When results may arrive out of order (e.g. with a thread pool), pass _index explicitly so that each result batch is aligned to the correct input row. This is also the pattern to use when the integer index of the input row is already available at no extra cost:

Example (explicit _index):

builder = pt.new.DataFrameBuilder(['docno', 'score'])
for row in queries.itertuples():
    docnos, scores = retrieve(row.query)
    builder.extend({'_index': row.Index, 'docno': docnos, 'score': scores})
df = builder.to_df(merge_on_index=queries)

Both patterns produce identical results when iterating sequentially; the auto-index form is slightly simpler to write, while the explicit form is required for concurrent/out-of-order processing.

Create a DataFrameBuilder with the given columns.

Parameters:

columns (List[str]) – the columns of the resulting DataFrame, required to be present in each call to extend().

extend(values)[source]

Add a dictionary of values to the DataFrameBuilder.

Return type:

None

Parameters:

values (Dict[str, Any]) –

a dictionary of values to add to the DataFrameBuilder. The keys must be the same as the columns provided to the constructor, and the values must be either scalars, or lists (all of the same length). Strings are always treated as scalars (not sequences of characters). An empty dict is a no-op.

The optional _index key identifies which row of the input DataFrame (passed later to to_df()) this batch of results belongs to. It must be an integer position (i.e. row.Index from itertuples(), not a label-based index). When _index is omitted, an internal counter is used and incremented automatically on every call, which is correct for sequential iteration but not for out-of-order (concurrent) processing.

to_df(merge_on_index=None, merge_on_qid=None)[source]
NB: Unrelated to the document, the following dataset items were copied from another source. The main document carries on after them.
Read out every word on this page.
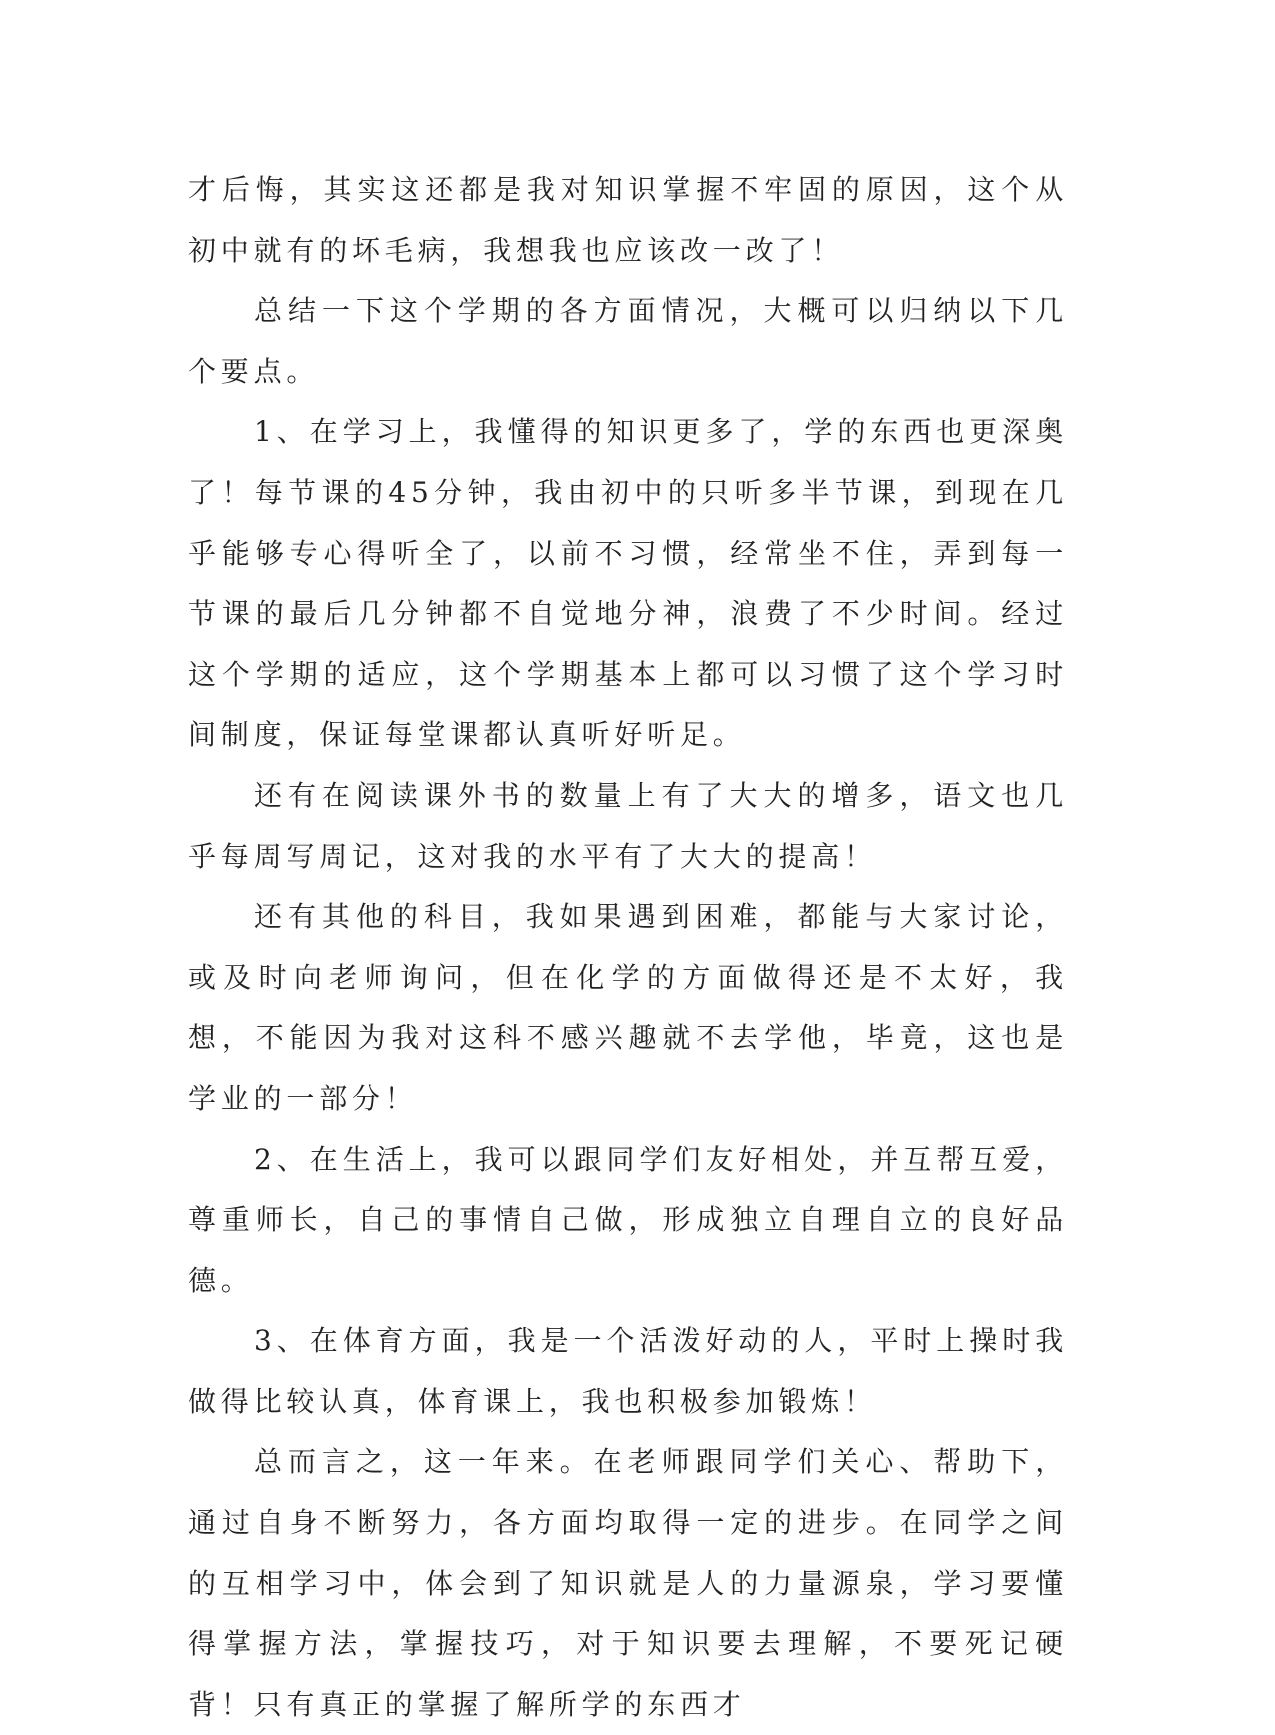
才后悔，其实这还都是我对知识掌握不牢固的原因，这个从初中就有的坏毛病，我想我也应该改一改了！

总结一下这个学期的各方面情况，大概可以归纳以下几个要点。

1、在学习上，我懂得的知识更多了，学的东西也更深奥了！每节课的45分钟，我由初中的只听多半节课，到现在几乎能够专心得听全了，以前不习惯，经常坐不住，弄到每一节课的最后几分钟都不自觉地分神，浪费了不少时间。经过这个学期的适应，这个学期基本上都可以习惯了这个学习时间制度，保证每堂课都认真听好听足。

还有在阅读课外书的数量上有了大大的增多，语文也几乎每周写周记，这对我的水平有了大大的提高！

还有其他的科目，我如果遇到困难，都能与大家讨论，或及时向老师询问，但在化学的方面做得还是不太好，我想，不能因为我对这科不感兴趣就不去学他，毕竟，这也是学业的一部分！

2、在生活上，我可以跟同学们友好相处，并互帮互爱，尊重师长，自己的事情自己做，形成独立自理自立的良好品德。

3、在体育方面，我是一个活泼好动的人，平时上操时我做得比较认真，体育课上，我也积极参加锻炼！

总而言之，这一年来。在老师跟同学们关心、帮助下，通过自身不断努力，各方面均取得一定的进步。在同学之间的互相学习中，体会到了知识就是人的力量源泉，学习要懂得掌握方法，掌握技巧，对于知识要去理解，不要死记硬背！只有真正的掌握了解所学的东西才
Convert the DataFrameBuilder to a DataFrame.

Return type:

DataFrame

Parameters:
  • merge_on_index (DataFrame | None) – an optional DataFrame to merge the resulting DataFrame on. Columns from merge_on_index come first in the result. The existing results must have an _index column

  • merge_on_qid (DataFrame | None) – an optional DataFrame to merge the resulting DataFrame on. The qid columns are assumed to match.

Returns:

A DataFrame with the values added to the DataFrameBuilder.